That seems to be the case with my Udemy course learning plan.
Having put together some courses to tackle in order to get back some of my development muscle memory I quickly realised that the courses are all by the same person – Brad Traversy.
My frontend learning plan
Keeping things in the presentation layer first, that’s my first step to refining my plan.
When looking at things to learn, the number of options and directions grows rapidly. Every time you read an article, or see a new ‘thing’ – another idea/direction presents itself.
As I’m also trying to experiment a bit more on the UI Interaction/Animation side of things visually, I thought it made sense to start to look into how to create some of those aspects technically.
All the things I wish I’d learned
When I was working as a developer, I didn’t have the same level of drive and curiosity that I have now.
That meant that I learnt what I needed to learn in order to get the job done – but I didn’t have the desire to experiment on my own.
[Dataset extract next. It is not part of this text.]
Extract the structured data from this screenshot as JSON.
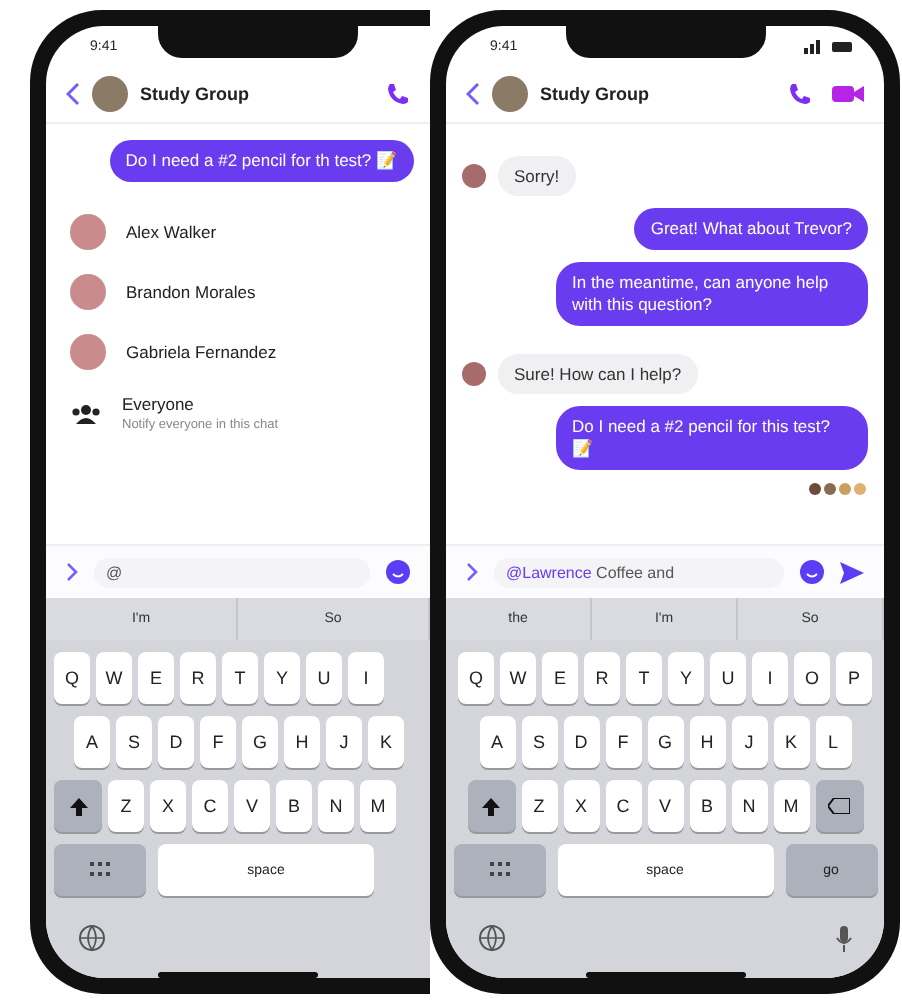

To find other projects to experiment with or to volunteer on for more experience.
There are a load of areas that I wish I’d explored more before now, areas such as:
- CSS Animation
- SVGs
- Flexbox & Grid layouts (I learned CSS before they were available)
- DOM manipulation (fully)
- Plenty more
I’m still certain that there isn’t an obvious resource for learning a lot of these things within the context of Interaction or Web Design – those points where visual design meetings technical implementation of the design.
Creative developer roles
I’ve discovered a number of the subjects that I want to explore further, just through spending my time learning and reading up on interesting website designs.
In an earlier post, I mentioned the process of finding job adverts and reverse engineering them to find the skills that are required and then seeking ways to learn and get some experience using those skills.
This kind of role is harder to surface.
A number of titles have shown potential, but a lot of them still focus more on core development skills, rather than the ‘creative’ overlap:
- UI Developer
- Creative Developer
- Creative Front End Developer
- UI Engineer
- Creative Coder
- Variations of the above
Whilst searching for those titles, I stumbled across the Awwwards Jobs pages these look more like they may be the kind of job that these areas would lead towards. Development work, but for creative agencies that are looking to build things that look interesting.
I may have found a source to reverse engineer!